Rosângela Trajano

As histórias estão acabadas?

Era uma vez….

Segundo Benjamin as histórias estão acabadas. Depois do romance, faltam aos narradores as experiências. Os homens estão surdos e mudos. O que enxergam não conseguem transmitir nem através de gestos, as imagens que criam estão estilhaçadas. Aos homens faltam as experiências da antiguidade, dos tempos em que se sentava ao redor da fogueira para se ouvir uma história, que um contador contava com todo o seu furor divino.

Os homens trocaram as estradas de barro pelos asfaltos, as casinhas de sapê pelos edifícios, ou seja, trancam-se num mundo individual onde cada um habita sua própria morada. Como se pode ter experiência para contar história quem vive isolado do social? Ah! Quão feliz era o homem que no leito da morte podia estar ao lado dos seus, para lhes falar as últimas palavras. Corre, homem! Leva esta minha mensagem as mais longínquas cidades que conheceres para que todos dela tomem conhecimento. Mas ao homem que tal tarefa foi dada, não alcançou sequer a primeira cidade, suas palavras davam saltos e suas frases se misturavam umas as outras não constituindo uma história, mas um fala sem começo, meio e fim.

Falemos dos tempos passados. Do tempo em que o morto vinha para casa, e era velado. Do tempo em que se colocava luto e não se podia vestir roupa vermelha por um certo período quando morria um parente. Falemos dos guardanapos com os nomes dos donos, das janelas de vidro, dos tapetes de veludo…falemos, sim. E todas essas coisas estão perdendo existência, seguindo o caminho das histórias que serão contadas por um novo gênero de contadores de histórias, serão as histórias das histórias.

Mas o que terão para contar os nossos novos contadores de histórias? Se desaparecem as experiências dos mais antigos, fica um mundo de tecnologia, onde um segredo já não pertence mais a uma só pessoa, onde a privacidade já não se respeita mais – Sorria você está sendo filmado! – o que contaremos às nossas crianças amanhã? As histórias que os nossos avós nos contaram? Mas, e quando os nossos avós pertencerem a essa geração sem medo da morte, sem segredos, sem privacidade o que terão eles para contar? Creio que contarão histórias tão fabulosas quanto as de antes, como o simples fato de ter conhecido a avó pela Internet ou ter feito uma viagem a lua, melhor ainda ter conhecido marte e conversado com os marcianos.

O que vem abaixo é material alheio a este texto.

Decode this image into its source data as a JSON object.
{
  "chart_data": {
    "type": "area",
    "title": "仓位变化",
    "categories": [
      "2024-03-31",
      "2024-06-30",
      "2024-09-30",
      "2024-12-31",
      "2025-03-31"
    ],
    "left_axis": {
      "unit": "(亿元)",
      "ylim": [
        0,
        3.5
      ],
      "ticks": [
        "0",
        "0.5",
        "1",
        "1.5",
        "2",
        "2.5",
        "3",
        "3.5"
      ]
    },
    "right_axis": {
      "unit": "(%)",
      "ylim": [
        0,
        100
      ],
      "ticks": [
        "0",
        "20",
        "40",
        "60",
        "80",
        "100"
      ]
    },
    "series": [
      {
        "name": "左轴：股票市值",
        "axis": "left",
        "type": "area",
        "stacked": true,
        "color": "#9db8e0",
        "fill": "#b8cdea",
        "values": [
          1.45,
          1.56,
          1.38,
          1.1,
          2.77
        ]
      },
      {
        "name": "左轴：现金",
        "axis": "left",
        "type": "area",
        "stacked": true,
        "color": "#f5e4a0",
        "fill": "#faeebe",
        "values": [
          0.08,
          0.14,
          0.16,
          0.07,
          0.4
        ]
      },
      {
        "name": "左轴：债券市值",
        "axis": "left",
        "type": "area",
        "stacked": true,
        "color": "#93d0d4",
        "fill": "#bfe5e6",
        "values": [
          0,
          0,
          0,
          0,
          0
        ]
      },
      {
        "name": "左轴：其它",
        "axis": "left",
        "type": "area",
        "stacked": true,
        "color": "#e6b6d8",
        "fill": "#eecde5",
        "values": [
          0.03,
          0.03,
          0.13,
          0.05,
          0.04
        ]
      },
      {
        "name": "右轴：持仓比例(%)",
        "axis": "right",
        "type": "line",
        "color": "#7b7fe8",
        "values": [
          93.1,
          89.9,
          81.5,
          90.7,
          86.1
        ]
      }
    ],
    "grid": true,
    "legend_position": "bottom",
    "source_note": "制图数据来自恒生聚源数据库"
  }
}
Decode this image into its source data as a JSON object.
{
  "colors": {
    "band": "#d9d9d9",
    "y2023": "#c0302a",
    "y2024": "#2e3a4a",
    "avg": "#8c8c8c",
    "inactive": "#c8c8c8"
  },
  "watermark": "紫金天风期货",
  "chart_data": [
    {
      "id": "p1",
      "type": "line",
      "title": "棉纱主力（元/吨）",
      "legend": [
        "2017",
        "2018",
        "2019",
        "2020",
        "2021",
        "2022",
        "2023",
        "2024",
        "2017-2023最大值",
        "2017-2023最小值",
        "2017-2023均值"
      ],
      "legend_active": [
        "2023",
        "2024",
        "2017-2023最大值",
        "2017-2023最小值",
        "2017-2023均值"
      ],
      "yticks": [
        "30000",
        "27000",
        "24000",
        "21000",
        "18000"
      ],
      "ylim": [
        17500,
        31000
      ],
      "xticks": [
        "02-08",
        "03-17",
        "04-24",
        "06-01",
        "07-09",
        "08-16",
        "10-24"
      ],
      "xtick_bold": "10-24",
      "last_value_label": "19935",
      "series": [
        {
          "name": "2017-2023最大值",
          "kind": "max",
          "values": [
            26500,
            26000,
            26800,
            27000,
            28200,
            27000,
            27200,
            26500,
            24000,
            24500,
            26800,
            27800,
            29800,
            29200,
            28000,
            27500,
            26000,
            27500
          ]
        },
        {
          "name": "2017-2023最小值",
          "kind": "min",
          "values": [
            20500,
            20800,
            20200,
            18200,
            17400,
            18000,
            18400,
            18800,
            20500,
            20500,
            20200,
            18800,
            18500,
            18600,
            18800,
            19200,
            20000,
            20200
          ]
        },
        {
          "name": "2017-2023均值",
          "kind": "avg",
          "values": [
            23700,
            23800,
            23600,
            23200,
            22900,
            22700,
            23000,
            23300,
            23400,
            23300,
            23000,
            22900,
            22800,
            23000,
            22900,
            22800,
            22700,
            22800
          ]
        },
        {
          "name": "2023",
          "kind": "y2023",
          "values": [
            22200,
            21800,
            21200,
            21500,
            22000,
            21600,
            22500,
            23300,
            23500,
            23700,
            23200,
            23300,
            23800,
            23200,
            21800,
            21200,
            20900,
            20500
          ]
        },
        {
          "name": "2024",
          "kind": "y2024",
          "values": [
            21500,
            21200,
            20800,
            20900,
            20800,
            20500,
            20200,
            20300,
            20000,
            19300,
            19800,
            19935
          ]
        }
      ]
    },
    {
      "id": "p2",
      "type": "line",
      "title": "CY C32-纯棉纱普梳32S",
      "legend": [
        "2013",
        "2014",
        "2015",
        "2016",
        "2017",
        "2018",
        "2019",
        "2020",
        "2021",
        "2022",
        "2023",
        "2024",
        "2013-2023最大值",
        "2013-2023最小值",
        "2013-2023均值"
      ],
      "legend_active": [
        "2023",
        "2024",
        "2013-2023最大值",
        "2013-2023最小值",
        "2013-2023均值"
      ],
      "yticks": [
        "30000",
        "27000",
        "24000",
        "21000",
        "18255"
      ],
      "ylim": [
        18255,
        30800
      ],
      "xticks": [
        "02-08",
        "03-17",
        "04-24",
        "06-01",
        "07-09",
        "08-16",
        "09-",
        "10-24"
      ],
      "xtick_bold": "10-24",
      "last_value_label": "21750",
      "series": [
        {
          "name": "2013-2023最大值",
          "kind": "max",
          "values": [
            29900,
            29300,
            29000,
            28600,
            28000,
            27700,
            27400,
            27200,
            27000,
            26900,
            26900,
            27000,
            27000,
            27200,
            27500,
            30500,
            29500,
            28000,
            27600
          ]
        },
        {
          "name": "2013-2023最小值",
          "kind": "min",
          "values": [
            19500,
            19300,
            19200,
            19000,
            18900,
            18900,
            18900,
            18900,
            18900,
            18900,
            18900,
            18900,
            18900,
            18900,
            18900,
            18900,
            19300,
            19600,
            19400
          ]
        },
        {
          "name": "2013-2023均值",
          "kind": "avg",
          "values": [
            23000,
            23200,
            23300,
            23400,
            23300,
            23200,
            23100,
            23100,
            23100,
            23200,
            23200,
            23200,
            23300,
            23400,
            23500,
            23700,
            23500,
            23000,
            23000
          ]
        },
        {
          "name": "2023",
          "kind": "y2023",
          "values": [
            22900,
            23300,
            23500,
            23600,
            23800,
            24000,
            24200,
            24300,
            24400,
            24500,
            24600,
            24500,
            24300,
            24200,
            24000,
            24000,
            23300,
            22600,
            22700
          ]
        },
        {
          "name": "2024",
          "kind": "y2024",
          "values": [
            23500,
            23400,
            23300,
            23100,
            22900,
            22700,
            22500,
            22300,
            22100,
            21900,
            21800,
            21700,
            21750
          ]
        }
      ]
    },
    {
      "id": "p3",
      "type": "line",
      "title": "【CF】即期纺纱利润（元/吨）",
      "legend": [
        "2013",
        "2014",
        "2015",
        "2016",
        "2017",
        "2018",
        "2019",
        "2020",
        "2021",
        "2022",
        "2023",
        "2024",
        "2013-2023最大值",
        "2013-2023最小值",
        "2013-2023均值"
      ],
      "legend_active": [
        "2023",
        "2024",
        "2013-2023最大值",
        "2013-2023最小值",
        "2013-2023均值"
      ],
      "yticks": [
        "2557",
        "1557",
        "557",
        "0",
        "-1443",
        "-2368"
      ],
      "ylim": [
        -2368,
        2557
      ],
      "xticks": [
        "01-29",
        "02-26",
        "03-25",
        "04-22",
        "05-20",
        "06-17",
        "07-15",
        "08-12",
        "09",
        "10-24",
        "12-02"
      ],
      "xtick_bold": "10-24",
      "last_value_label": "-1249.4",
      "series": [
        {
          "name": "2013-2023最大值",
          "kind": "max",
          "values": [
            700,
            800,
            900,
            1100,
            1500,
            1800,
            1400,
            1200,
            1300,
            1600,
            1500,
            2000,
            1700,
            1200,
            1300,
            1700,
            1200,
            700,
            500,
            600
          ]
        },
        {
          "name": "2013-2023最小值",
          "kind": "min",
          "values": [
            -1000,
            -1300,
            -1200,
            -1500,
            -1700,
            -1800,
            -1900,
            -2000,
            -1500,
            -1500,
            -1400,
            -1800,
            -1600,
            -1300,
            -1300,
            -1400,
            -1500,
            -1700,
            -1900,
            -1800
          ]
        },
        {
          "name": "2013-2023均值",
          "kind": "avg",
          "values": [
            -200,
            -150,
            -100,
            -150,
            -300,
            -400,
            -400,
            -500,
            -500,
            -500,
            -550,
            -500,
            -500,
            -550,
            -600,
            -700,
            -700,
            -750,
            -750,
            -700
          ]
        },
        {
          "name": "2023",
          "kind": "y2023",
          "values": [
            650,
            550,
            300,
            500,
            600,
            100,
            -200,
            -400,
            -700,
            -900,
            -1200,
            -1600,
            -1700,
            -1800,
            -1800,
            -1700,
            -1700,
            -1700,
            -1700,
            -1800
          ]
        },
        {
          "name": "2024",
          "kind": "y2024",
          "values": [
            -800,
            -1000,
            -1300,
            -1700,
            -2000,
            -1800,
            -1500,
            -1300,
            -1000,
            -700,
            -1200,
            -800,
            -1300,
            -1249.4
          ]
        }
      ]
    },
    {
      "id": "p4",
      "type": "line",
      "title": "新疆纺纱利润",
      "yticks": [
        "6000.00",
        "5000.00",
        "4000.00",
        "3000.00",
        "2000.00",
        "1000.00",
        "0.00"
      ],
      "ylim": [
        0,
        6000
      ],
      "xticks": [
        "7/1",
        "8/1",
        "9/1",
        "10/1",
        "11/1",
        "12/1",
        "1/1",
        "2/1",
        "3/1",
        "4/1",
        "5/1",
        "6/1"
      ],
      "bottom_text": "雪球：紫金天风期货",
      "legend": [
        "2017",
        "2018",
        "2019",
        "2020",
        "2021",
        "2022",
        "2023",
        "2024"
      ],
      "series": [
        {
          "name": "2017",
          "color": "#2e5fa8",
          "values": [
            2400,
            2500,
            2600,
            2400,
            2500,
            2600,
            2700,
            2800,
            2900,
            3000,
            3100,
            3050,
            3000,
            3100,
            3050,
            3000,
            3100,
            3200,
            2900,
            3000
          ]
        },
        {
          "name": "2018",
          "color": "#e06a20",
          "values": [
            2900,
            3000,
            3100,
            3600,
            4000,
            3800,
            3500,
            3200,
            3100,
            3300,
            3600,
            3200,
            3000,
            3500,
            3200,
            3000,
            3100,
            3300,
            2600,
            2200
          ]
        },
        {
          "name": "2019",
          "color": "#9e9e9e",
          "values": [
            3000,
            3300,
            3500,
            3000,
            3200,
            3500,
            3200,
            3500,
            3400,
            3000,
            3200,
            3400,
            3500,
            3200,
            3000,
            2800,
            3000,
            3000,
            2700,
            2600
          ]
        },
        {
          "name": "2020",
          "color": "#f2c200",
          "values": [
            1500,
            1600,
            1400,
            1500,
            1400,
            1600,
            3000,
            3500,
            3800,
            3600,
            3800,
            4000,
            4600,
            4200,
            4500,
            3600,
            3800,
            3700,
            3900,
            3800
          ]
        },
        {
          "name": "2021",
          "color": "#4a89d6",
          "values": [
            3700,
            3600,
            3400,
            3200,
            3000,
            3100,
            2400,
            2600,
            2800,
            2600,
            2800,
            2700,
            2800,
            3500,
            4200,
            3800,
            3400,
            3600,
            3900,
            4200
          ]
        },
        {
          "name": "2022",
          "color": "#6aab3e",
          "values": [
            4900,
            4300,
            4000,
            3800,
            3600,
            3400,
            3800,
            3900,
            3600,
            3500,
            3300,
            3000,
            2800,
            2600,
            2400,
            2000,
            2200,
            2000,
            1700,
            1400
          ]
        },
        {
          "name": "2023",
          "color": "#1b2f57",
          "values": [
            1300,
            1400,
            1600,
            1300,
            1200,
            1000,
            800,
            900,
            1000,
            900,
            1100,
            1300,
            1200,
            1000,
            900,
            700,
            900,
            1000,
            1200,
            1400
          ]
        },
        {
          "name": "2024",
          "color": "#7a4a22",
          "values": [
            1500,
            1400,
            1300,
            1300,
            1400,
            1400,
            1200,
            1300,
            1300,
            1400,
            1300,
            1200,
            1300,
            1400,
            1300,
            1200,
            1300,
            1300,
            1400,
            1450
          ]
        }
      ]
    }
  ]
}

No meu ponto de vista as histórias não estão acabadas. Nunca estarão. Há histórias para cada geração. Benjamin quis dizer que as histórias tradicionais podiam estar acabadas, mas a tradição deve se unir ao fenômeno do nascimento, do novo. Seria uma espécie de tradição que vai se constituindo de novas partes, perdendo outras, como um satélite no espaço que vai largando suas peças até chegar as profundezas do oceano. Gostaria de poder sentar daqui a dez anos no meio da rua, e relatar para uma criança que tomava banho de rio e brincava com bonecas de pano;.gostaria de contar para uma criança que acendia uma vela para Santo Antônio todo dia treze de junho e o colocava de cabeça para baixo só pra ver se conquistava um namorado, mas nenhuma criança estará interessada neste tipo de tradição oral, as crianças vão querer ouvir histórias de pequenos bruxos como Harry Potter, talvez elas nem se lembrem mais que existiu, um dia, um menino que o nariz crescia quando mentia, e se lembrarem certamente será através da figura do velho e bom contador de histórias.

Nenhum livro, nenhum meio de tecnologia poderá substituir o contador de histórias, mesmo que este se apresente por meio eletrônico como já podemos ver hoje através dos recursos da multimídia. Logo, a figura do narrador se constituirá num programa de computador que animará o sorriso de uma criança. Ainda assim as histórias não estão acabadas.

E todos foram felizes para sempre.

BIBLIOGRAFIA:

BENJAMIN, Walter. O narrador. In: Magia e técnica, arte e política: ensaios sobre literatura e história da cultura. São Paulo: Brasiliense, 1994.

______. Experiência e pobreza. In: Magia e técnica, arte e política: ensaios sobre literatura e história da cultura. São Paulo: Brasiliense, 1994.


Rosângela Trajano é licenciada e bacharel em filosofia e mestra em literatura comparada.